CAMEROTA: I heard it immediately in the president's tweet. I hear the language parsing immediately.

HABERMAN: Right. Right.

CAMEROTA: Let me read it for everybody.

I authorized zero access to White House. Actually turned him down many times for author of phony book. So, like, oh, you want to write a phony book? Then you get no access is what he's saying.

Here's the sentence. I never spoke to him for the book.

HABERMAN: Right. See, that's the thing.

CAMEROTA: Right. So he did speak to him.

HABERMAN: Right. He did speak to him. That's right.

CAMEROTA: But Michael Wolff didn't either say, this is going to be explicitly for the book --


CAMEROTA: But he spoke to him. And so now it's in the book.

HABERMAN: Well, and --

CAMEROTA: Full of lies, misrepresentations and sources that don't exist. Look at this guy's past and watch what happens to him and sloppy Steve. HABERMAN: This is like 70 -- this is like 70 of Trump's favorites all like thrown into one, you know, personal insults. Look at his past. There's always some -- look at his past or look at her past.

Look, Wolff did something weird in the book, which is Trump called him to complain about our story and Wolff describes it in the book as, he called a passing New York media acquaintance. I don't know why you don't just say he called this author.

CUOMO: Right.

HABERMAN: That's weird.

There are a couple of things like that that are weird. There are quotes that he puts in quote marks where he was, you know, told these things secondhand in many cases, and yet he went with it anyway and he didn't go check with the original source. That's how he chooses to do his reporting. That is fine. There -- that's his prerogative.

CAMEROTA: But that breaks with standard protocol of journalism, we should just mention.


CAMEROTA: I mean --

HABERMAN: Well, right -- right --

CAMEROTA: That's how he chooses to do it but that's not really how reporters do it.

CUOMO: Well, look, it depends.


CUOMO: These types of books that are access-driven books, it's not the same as when we're calling to bang out the facts of something that happened.

CAMEROTA: I agree. I didn't -- I agree with you. I agree.

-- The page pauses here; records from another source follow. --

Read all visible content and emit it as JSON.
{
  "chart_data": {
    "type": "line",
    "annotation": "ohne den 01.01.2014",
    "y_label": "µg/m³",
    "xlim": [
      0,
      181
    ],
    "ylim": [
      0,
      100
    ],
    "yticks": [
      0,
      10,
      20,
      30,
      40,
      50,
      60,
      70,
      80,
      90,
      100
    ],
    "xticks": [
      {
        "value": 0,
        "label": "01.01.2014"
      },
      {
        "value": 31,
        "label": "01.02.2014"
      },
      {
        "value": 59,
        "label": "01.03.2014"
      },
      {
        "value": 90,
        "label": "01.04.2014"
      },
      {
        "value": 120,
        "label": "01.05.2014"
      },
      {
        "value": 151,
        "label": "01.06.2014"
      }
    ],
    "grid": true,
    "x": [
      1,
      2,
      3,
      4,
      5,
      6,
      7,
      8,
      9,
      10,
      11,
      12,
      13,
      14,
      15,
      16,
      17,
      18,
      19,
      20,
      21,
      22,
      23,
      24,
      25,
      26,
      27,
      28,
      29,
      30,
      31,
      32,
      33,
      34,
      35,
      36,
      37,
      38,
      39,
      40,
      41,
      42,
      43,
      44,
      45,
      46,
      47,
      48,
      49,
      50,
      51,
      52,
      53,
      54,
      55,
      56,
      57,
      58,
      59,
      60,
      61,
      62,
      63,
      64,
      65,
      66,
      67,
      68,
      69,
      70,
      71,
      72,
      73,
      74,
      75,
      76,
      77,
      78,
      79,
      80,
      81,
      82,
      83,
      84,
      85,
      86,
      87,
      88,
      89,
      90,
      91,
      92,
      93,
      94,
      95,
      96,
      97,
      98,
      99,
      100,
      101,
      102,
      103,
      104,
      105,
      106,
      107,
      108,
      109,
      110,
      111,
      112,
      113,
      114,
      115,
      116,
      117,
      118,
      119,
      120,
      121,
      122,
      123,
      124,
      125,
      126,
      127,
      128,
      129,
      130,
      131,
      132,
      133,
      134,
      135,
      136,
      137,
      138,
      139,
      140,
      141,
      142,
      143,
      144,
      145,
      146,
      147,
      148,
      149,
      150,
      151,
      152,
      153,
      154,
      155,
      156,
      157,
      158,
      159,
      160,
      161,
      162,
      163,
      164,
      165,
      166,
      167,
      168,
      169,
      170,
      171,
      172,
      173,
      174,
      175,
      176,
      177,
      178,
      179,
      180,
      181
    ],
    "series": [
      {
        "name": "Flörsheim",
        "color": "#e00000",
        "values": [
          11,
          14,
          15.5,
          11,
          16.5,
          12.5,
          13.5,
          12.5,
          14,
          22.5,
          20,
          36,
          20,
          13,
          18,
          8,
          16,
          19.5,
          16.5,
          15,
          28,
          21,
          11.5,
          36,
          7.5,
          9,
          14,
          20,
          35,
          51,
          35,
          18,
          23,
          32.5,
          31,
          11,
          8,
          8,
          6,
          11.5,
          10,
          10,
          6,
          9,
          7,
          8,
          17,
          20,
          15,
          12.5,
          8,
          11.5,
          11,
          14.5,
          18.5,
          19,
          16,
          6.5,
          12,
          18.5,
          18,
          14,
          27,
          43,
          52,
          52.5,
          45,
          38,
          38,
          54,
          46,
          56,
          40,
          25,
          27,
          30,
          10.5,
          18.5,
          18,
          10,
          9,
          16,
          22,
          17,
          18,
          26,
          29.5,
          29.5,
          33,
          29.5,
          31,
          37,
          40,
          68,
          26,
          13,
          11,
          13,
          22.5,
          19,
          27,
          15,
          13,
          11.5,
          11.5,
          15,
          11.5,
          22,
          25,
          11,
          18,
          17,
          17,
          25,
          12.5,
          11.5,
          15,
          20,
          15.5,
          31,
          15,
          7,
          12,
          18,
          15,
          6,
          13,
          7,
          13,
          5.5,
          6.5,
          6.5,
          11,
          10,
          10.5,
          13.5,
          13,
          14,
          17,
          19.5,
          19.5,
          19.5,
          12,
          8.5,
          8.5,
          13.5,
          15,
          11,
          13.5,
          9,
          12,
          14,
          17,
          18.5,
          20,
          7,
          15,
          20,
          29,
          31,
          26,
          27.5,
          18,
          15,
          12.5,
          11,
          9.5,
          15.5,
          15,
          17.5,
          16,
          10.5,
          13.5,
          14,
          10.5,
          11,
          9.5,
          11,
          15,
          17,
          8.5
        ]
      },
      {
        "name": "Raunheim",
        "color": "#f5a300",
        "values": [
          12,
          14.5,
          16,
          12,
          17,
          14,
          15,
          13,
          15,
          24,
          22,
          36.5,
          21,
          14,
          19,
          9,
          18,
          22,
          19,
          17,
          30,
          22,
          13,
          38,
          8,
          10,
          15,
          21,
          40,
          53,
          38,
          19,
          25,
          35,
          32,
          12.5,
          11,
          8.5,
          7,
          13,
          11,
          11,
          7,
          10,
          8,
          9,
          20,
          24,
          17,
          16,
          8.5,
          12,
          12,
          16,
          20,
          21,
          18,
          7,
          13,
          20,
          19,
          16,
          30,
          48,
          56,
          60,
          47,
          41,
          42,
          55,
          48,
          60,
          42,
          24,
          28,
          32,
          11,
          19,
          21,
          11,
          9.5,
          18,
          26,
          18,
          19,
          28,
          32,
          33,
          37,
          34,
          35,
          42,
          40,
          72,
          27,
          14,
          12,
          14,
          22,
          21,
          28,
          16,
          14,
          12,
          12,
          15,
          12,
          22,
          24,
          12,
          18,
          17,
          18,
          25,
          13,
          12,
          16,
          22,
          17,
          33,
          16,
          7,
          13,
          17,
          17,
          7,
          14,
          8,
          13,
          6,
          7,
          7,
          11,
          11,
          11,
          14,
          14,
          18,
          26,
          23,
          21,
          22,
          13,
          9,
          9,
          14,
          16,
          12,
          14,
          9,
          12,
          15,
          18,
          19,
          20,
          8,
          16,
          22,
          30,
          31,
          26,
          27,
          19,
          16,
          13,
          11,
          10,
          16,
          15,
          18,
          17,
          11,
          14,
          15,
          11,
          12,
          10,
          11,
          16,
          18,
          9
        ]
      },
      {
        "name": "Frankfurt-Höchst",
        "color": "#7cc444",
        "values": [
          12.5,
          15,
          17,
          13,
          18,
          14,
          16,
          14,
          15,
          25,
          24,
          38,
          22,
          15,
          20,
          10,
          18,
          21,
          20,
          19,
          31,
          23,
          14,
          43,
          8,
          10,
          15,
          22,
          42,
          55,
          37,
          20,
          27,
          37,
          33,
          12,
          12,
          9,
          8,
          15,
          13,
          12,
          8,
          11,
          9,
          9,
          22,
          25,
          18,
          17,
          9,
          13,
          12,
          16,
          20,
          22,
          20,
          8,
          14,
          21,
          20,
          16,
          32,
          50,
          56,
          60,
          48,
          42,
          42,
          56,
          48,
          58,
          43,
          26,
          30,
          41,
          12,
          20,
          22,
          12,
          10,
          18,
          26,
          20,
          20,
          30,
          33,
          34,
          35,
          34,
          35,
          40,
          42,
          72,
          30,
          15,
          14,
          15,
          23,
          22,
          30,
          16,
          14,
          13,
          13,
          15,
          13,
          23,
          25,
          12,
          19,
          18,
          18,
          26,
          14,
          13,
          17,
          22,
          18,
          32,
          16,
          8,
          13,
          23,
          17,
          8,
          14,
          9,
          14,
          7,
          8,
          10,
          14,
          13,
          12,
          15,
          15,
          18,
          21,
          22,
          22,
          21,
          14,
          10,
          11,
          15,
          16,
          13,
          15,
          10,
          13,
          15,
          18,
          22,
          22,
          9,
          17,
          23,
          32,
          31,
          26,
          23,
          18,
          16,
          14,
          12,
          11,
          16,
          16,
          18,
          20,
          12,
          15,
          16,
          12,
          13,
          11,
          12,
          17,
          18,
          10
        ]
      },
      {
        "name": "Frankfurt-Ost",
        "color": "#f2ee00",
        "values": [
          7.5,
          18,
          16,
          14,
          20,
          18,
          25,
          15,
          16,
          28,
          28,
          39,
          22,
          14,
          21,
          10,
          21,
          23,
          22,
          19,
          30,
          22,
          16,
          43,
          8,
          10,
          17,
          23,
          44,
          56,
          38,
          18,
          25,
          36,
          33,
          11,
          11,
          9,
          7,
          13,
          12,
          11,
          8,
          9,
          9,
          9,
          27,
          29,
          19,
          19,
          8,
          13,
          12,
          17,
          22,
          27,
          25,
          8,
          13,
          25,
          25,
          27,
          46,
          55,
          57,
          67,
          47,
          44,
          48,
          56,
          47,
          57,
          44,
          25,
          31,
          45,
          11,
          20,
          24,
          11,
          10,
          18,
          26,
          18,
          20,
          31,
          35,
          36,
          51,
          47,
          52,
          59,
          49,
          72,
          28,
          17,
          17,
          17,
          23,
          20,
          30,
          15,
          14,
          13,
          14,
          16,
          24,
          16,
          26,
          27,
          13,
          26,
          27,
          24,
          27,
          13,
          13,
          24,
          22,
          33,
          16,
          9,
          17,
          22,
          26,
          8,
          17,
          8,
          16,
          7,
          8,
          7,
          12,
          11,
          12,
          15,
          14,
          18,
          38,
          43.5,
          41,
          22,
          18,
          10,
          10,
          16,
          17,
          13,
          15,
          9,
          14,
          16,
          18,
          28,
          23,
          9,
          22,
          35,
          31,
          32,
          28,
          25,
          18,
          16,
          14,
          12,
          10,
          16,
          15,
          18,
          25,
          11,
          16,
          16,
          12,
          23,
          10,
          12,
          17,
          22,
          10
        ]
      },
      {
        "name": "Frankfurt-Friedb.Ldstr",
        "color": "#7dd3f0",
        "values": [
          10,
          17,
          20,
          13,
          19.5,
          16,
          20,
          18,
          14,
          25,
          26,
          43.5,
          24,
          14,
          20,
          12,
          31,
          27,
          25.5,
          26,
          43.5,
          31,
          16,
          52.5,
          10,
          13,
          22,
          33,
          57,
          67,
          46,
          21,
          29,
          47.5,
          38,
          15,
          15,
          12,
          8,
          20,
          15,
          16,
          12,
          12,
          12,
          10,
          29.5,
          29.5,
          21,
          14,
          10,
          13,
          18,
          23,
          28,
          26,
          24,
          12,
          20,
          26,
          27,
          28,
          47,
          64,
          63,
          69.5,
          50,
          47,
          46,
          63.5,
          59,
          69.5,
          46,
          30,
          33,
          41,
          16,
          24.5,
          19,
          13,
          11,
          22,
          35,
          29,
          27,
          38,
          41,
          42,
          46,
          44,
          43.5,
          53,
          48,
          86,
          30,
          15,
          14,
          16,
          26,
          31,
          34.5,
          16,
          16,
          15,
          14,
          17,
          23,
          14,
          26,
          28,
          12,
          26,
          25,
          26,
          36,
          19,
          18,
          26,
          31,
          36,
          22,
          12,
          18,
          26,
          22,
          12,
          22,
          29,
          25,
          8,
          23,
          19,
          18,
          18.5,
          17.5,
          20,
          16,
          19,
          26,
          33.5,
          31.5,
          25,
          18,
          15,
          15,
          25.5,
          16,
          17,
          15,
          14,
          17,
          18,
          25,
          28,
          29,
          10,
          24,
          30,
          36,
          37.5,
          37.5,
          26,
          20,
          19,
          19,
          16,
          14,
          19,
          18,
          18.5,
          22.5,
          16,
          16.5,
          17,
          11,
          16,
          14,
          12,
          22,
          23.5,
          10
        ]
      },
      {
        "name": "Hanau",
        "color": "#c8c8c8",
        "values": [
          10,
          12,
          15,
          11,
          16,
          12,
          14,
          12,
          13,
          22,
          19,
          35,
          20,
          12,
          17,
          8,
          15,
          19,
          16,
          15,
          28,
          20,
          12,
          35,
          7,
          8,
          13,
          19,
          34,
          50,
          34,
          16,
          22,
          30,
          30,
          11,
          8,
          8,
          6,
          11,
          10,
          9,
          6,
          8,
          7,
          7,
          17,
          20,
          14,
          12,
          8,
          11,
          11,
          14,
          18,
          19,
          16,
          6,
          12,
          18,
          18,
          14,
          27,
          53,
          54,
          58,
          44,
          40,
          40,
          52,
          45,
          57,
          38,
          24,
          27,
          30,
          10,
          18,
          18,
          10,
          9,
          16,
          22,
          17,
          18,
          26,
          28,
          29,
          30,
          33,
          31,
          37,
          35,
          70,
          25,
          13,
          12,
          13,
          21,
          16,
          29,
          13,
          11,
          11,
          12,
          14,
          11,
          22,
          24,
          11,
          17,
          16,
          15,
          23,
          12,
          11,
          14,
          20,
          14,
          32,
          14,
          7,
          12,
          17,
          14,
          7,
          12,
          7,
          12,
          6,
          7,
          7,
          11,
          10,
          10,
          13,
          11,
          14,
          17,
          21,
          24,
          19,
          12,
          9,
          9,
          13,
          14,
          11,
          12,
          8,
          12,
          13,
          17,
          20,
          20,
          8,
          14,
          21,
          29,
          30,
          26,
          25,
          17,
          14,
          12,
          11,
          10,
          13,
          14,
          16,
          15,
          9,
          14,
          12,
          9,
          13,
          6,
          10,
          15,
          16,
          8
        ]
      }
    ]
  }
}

HABERMAN: No, where he -- where he violates journalistic protocol is he has a history of telling people they're off the record.

CUOMO: Right.

HABERMAN: And not just with this book. This is going back to the Murdoch too and other books.

CUOMO: Right.

HABERMAN: And then -- and then disregarding that.

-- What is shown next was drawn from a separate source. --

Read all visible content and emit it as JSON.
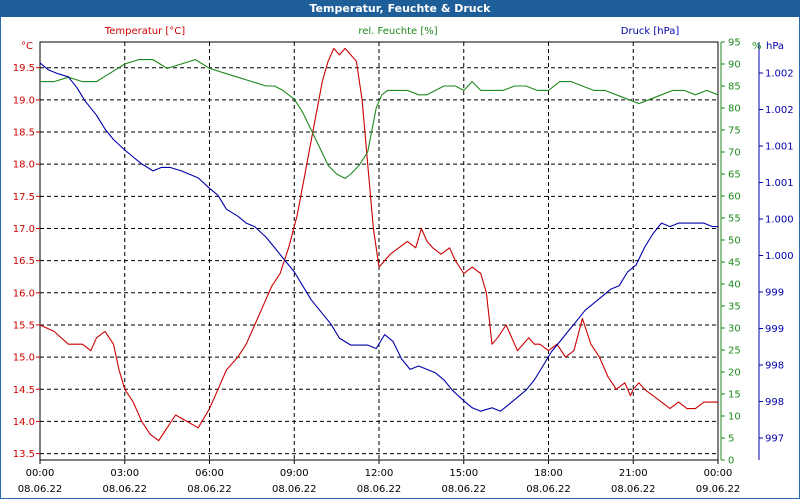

CUOMO: Right. Now he flips it the other way. He has a very long statement about this. You can read it for yourself --

HABERMAN: That's right.

CUOMO: Where he explains any irregularities in sourcing on the Trump people. That they didn't have protocols. They didn't have rules. They would say something was off the record and then repeat it to others. You know, they would say something was confidential, but then it would be widely known. He even uses the word somisdot (ph), which is an odd choice of words for him. It's a Russian protocol term of how dissidents got out information during the war years.